The strongest argument for migrating is that we already have two schema systems and maintaining both is strictly worse than having one. Action result validation uses jsonschema.Schema; provider validation uses SchemaDefinition. Every developer touching both areas must context-switch between the two. Unifying eliminates that overhead permanently.

The cons are real but manageable:

  1. Breaking change — not a concern since the app is not in production. This is the ideal time to make structural changes like this.
  2. Verbose Go construction — solved by builder helpers (Option M3). A small pkg/provider/schemahelper/ package with functions like StringProp(), ObjectSchema(), etc. keeps provider code as readable as today, possibly more so.
  3. IsSecret — move to a SensitiveFields []string on Descriptor. This is cleaner than an extension keyword and keeps secret-handling as a provider-level concern rather than a schema concern. JSON Schema’s writeOnly: true is a poor semantic fit.
  4. gRPC plugin proto — serialize the schema as JSON bytes in the proto message. Avoids recreating the entire JSON Schema spec in protobuf, and jsonschema.Schema already marshals/unmarshals cleanly.
  5. Display code rewrite — needed anyway if we ever want to show nested object structures in explain and get provider. The current renderers silently drop all structural information for any-typed properties.
  6. Validation error format — wrap the jsonschema library’s errors into our existing ValidationError type to preserve UX consistency.

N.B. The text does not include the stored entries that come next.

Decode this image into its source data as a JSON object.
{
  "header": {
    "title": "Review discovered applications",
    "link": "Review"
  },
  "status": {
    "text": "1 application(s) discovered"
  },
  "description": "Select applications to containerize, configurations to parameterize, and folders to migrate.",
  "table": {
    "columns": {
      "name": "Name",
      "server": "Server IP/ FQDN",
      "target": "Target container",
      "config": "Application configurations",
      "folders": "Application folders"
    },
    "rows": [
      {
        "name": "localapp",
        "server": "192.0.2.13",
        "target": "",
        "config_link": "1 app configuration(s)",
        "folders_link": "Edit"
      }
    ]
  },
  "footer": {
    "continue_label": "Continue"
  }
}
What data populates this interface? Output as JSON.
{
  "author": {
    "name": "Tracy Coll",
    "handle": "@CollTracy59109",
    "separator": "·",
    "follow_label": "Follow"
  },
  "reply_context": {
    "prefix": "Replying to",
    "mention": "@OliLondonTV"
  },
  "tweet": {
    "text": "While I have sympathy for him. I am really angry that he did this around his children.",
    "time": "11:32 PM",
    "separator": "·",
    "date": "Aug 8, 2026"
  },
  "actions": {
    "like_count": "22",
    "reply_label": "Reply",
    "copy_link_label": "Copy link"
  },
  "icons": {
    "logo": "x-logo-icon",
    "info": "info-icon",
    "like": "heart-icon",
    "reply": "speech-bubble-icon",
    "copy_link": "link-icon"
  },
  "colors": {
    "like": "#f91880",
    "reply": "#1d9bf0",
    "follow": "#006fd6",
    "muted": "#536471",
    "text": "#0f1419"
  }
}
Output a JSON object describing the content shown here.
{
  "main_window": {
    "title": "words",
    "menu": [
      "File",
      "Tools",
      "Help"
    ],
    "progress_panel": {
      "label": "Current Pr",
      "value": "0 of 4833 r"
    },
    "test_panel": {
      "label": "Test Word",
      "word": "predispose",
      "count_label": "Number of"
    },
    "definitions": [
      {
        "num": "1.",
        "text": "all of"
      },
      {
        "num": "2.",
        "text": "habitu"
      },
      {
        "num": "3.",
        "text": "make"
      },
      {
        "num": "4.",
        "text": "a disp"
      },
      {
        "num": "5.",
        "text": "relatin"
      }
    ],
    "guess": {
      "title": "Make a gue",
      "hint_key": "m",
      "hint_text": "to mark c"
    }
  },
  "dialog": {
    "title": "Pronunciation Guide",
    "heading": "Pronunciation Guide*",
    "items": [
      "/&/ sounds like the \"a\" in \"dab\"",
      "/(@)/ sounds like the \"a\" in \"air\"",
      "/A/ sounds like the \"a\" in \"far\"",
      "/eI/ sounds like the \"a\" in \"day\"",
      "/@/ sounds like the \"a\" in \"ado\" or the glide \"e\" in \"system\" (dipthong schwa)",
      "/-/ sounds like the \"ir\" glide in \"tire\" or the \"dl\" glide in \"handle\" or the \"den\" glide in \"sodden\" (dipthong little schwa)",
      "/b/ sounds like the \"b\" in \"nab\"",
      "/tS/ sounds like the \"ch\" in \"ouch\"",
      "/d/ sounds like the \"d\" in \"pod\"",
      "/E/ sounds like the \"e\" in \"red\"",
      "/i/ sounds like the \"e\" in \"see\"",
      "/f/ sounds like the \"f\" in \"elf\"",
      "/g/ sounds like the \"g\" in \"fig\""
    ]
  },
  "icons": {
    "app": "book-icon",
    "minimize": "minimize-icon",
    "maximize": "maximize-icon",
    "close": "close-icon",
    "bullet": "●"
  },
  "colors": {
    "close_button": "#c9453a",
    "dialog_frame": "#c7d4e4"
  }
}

The migration cost is a one-time investment. Leaving two schema systems in place is an ongoing cost paid on every new provider, every plugin, and every contributor onboarding.

  1. Create pkg/provider/schemahelper/ — builder helpers for constructing jsonschema.Schema objects ergonomically. Include StringProp, IntProp, BoolProp, ArrayProp, ObjectProp, ObjectSchema, and option functions like WithRequired, WithExample, WithPattern, WithEnum, WithDefault, WithMinLength, WithMaxLength, WithMinimum, WithMaximum, etc.

  2. Update Descriptor — replace Schema and OutputSchemas types, add SensitiveFields []string, remove SchemaDefinition, PropertyDefinition, PropertyType, and CapabilityRequiredOutputFields.

  3. Rewrite validation.go — replace the custom validation pipeline with schema.Resolve(nil).Validate(data) (same pattern as action.ValidateResult). Map library errors to ValidationError for consistent UX. This should remove ~300 lines of hand-rolled validation logic.

  4. Migrate all 14 builtin providers — rewrite Descriptor() using the helper functions. Mechanical but straightforward; each provider is independent so this can be split across reviewers.

  5. Update ValidateDescriptor() — express capability required output fields as meta-schemas (e.g., a schema that validates that the validation capability’s output schema has valid: boolean and errors: array).

  6. Update renderingexplain, get provider, and TUI code. Teach the renderers to traverse jsonschema.Schema recursively for nested properties.

  7. Update gRPC plugin layer — serialize jsonschema.Schema as JSON bytes in proto, deserialize on the other side.

  8. Update tests — migrate all test schema constructions. Consider adding a shared test helpers file.

All of this fits in a single PR. Estimated scope: ~30-40 files, but the changes are repetitive and low-risk since the test suite will catch regressions.